Bug 94887 - Add import support for "Webarchive" files
Summary: Add import support for "Webarchive" files
Status: NEW
Alias: None
Product: LibreOffice
Classification: Unclassified
Component: LibreOffice (show other bugs)
Version:
(earliest affected)
unspecified
Hardware: Other All
: lowest enhancement
Assignee: Not Assigned
URL:
Whiteboard:
Keywords:
Depends on:
Blocks:
 
Reported: 2015-10-08 14:42 UTC by Bastien Nocera
Modified: 2022-03-14 10:57 UTC (History)
2 users (show)

See Also:
Crash report or crash signature:


Attachments
webarchive example (36.04 KB, application/octet-stream)
2015-10-08 16:03 UTC, Bastien Nocera
Details
converted XML file (51.68 KB, text/plain)
2015-10-08 16:03 UTC, Bastien Nocera
Details

Note You need to log in before you can comment on or make changes to this bug.
Description Bastien Nocera 2015-10-08 14:42:16 UTC
Webarchives[1] are a way to save HTML and auxiliary data, such as images, in a bundle of data, similarly to the open MHTML format[2].

Adding support to LibreOffice would mean that users can open, and print those documents.

[1]: https://en.wikipedia.org/wiki/Webarchive
[2]: https://en.wikipedia.org/wiki/MHTML
Comment 1 Michael Stahl (allotropia) 2015-10-08 15:48:48 UTC
wikipedia says, "The webarchive format is a concatenation of source files with filenames saved in the binary plist format using NSKeyedArchiver."

that sounds pretty crazily platform-specific, and it's only supported by a niche web browser (Safari).

back in the day, Konqueror had these ".war" files, which is the same idea but as a sane plain standard PK-ZIP file.
Comment 2 Bastien Nocera 2015-10-08 15:52:50 UTC
(In reply to Michael Stahl from comment #1)
> wikipedia says, "The webarchive format is a concatenation of source files
> with filenames saved in the binary plist format using NSKeyedArchiver."
> 
> that sounds pretty crazily platform-specific, and it's only supported by a
> niche web browser (Safari).

It's not niche on OS X. It's certainly less niche than Numbers, Pages or Keynote support (which has a lesser percentage of OSX users).

> back in the day, Konqueror had these ".war" files, which is the same idea
> but as a sane plain standard PK-ZIP file.

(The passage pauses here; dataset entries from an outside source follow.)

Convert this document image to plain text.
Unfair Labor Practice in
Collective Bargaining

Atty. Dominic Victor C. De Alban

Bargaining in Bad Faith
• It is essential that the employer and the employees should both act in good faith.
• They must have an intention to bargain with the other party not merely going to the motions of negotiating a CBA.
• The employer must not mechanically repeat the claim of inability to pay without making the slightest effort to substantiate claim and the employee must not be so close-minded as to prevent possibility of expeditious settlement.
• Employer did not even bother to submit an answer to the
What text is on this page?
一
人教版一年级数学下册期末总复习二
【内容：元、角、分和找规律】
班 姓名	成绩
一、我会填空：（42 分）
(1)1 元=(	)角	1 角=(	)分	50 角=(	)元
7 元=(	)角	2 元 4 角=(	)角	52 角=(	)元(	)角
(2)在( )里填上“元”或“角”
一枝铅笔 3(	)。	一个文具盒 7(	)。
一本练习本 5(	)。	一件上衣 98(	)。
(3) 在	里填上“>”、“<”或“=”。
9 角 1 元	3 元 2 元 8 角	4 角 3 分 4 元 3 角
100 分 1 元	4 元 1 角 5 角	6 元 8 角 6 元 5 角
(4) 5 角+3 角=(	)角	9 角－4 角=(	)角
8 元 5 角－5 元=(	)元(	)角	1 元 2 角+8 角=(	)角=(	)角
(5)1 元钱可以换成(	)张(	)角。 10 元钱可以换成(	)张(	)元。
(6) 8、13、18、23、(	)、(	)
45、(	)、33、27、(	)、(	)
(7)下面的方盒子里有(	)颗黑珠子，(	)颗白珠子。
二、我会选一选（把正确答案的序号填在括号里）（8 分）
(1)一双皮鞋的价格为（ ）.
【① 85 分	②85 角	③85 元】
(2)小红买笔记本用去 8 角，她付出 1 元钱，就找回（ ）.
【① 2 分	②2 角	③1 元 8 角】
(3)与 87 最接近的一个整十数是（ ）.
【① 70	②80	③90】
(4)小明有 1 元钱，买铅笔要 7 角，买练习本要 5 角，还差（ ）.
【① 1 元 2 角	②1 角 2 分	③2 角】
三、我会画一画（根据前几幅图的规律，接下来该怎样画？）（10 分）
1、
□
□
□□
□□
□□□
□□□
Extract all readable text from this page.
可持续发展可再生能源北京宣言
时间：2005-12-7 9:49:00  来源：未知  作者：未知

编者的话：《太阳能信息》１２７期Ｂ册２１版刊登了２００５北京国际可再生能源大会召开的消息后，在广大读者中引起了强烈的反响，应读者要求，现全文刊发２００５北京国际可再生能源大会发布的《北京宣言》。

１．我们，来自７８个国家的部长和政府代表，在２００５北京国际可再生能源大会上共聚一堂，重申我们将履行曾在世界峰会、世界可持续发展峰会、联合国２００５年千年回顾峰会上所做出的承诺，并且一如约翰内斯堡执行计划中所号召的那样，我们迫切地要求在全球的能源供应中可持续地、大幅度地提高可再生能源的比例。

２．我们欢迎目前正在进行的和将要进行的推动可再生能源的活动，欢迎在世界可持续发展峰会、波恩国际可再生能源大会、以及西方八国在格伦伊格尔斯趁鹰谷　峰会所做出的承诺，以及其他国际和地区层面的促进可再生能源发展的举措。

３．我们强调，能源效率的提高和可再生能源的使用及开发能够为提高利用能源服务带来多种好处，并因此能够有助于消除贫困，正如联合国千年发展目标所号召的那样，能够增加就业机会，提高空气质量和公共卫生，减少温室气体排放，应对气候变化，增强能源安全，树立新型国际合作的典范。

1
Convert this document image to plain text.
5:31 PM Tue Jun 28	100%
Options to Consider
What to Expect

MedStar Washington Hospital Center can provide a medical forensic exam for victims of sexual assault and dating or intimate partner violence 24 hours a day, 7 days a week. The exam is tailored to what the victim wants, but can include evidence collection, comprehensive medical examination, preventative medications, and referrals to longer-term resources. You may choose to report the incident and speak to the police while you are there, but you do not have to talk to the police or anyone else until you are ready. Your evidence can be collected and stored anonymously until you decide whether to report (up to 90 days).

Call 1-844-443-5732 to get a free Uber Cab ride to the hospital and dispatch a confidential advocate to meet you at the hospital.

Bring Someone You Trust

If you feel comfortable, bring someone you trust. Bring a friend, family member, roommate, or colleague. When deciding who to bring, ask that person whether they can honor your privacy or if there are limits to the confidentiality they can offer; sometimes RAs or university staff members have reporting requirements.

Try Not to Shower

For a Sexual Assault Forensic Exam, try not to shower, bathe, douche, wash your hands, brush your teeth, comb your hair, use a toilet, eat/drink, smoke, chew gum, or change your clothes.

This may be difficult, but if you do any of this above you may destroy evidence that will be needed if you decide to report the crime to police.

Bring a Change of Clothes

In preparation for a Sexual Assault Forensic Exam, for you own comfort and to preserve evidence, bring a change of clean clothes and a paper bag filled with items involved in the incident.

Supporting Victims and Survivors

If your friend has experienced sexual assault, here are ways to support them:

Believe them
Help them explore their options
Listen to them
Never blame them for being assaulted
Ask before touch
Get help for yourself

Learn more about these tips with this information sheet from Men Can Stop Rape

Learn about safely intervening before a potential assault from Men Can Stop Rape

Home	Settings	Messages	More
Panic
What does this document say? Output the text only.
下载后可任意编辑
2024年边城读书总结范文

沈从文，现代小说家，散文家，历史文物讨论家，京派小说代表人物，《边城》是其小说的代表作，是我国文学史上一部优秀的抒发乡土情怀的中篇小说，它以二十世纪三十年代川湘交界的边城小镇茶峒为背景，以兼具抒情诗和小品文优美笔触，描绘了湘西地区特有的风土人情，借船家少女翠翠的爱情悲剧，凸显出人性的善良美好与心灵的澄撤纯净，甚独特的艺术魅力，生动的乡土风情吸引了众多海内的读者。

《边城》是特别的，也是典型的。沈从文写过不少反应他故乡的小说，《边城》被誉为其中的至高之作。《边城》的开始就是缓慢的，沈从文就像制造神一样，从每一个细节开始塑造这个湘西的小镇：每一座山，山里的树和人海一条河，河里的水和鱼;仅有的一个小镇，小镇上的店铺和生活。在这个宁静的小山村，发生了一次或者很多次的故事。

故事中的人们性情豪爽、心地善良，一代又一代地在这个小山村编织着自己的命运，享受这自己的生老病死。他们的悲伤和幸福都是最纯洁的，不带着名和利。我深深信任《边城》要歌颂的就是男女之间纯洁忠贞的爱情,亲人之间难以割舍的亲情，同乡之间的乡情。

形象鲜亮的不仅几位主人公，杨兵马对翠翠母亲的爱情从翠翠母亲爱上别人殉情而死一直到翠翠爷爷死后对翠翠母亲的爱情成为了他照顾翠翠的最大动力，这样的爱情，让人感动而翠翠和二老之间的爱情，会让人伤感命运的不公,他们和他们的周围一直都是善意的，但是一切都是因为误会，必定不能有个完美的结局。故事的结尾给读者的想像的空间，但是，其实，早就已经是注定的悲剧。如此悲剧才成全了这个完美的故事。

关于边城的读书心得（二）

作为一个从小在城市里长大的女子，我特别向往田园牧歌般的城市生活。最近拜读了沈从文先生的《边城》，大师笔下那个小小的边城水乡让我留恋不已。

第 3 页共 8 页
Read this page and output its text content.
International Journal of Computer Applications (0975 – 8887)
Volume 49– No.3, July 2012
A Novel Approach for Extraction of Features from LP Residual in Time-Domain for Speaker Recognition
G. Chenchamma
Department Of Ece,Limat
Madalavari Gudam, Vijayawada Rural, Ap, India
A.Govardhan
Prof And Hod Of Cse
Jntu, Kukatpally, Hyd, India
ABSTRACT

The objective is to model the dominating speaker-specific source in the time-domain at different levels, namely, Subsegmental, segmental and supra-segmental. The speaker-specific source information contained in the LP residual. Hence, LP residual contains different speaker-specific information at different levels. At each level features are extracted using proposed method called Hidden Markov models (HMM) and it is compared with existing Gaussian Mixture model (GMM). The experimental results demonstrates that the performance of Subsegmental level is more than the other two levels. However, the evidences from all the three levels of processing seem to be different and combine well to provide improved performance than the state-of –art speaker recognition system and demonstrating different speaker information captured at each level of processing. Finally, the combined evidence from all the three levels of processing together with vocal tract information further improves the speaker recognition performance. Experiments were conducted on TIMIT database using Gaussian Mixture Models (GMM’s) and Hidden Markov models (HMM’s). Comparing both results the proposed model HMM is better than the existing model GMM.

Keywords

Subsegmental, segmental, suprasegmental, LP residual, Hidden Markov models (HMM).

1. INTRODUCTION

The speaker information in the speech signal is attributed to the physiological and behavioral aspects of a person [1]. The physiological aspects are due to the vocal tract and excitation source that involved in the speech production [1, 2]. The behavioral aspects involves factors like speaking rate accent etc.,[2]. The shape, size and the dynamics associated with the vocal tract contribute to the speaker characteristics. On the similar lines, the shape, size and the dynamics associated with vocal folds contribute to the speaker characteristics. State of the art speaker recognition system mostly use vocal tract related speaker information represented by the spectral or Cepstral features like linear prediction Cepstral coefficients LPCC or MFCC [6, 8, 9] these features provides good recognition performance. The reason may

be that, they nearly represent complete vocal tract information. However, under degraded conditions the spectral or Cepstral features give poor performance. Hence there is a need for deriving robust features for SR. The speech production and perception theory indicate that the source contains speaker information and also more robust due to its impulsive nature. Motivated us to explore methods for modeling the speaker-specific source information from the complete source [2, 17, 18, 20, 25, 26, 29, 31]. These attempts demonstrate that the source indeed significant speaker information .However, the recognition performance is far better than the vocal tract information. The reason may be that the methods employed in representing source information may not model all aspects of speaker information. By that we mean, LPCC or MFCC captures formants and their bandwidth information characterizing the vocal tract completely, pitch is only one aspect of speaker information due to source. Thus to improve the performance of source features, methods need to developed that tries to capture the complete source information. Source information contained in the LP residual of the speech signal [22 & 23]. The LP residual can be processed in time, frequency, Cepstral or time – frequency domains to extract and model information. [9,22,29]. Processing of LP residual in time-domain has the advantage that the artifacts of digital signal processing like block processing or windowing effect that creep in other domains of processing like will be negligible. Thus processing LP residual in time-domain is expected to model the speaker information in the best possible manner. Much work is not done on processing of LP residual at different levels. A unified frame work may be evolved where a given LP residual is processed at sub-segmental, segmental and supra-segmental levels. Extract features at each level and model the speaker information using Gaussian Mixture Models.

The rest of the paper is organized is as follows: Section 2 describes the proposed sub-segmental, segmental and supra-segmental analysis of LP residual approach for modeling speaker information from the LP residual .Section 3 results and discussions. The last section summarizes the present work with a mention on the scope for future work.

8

Right. Except that the problem isn't creating but consuming those files.
Comment 3 Bastien Nocera 2015-10-08 16:03:21 UTC
(In reply to Bastien Nocera from comment #2)
> (In reply to Michael Stahl from comment #1)
> > wikipedia says, "The webarchive format is a concatenation of source files
> > with filenames saved in the binary plist format using NSKeyedArchiver."
> > 
> > that sounds pretty crazily platform-specific, and it's only supported by a
> > niche web browser (Safari).
> 
> It's not niche on OS X. It's certainly less niche than Numbers, Pages or
> Keynote support (which has a lesser percentage of OSX users).

I'm pretty sure we already have binary plist support in LO for those formats as well. So, given the example .webarchive file I'm about to attach, using the plistutil application available on Linux:
$ plistutil -i _iCloud.webarchive -o _iCloud.xml
$ file _iCloud.xml 
_iCloud.xml: XML document text

The XML file looks like it has the various parts in base64 format.

If MHTML, or .war is supported, the support for webarchive isn't far off.
Comment 4 Bastien Nocera 2015-10-08 16:03:39 UTC
Created attachment 119426 [details]
webarchive example
Comment 5 Bastien Nocera 2015-10-08 16:03:55 UTC
Created attachment 119427 [details]
converted XML file
Comment 6 Michael Stahl (allotropia) 2015-10-09 09:56:23 UTC
well it looks like a potential DLP feature, maybe David can tell us if this would fit into libetonyek...
Comment 7 Robinson Tryon (qubit) 2016-01-19 04:39:19 UTC
(In reply to Bastien Nocera from comment #2)
> > back in the day, Konqueror had these ".war" files, which is the same idea
> > but as a sane plain standard PK-ZIP file.
> 
> Right. Except that the problem isn't creating but consuming those files.

Updating Summary to reflect that this is a request for /import/ support.

(In reply to Michael Stahl from comment #6)
> well it looks like a potential DLP feature, maybe David can tell us if this
> would fit into libetonyek...

Importance is Lowest/Enhancement and this has been in UNCONFIRMED for a couple months, so I'll toss into NEW for now. We can move the bug to the DLP project or otherwise re-evaluate in the future.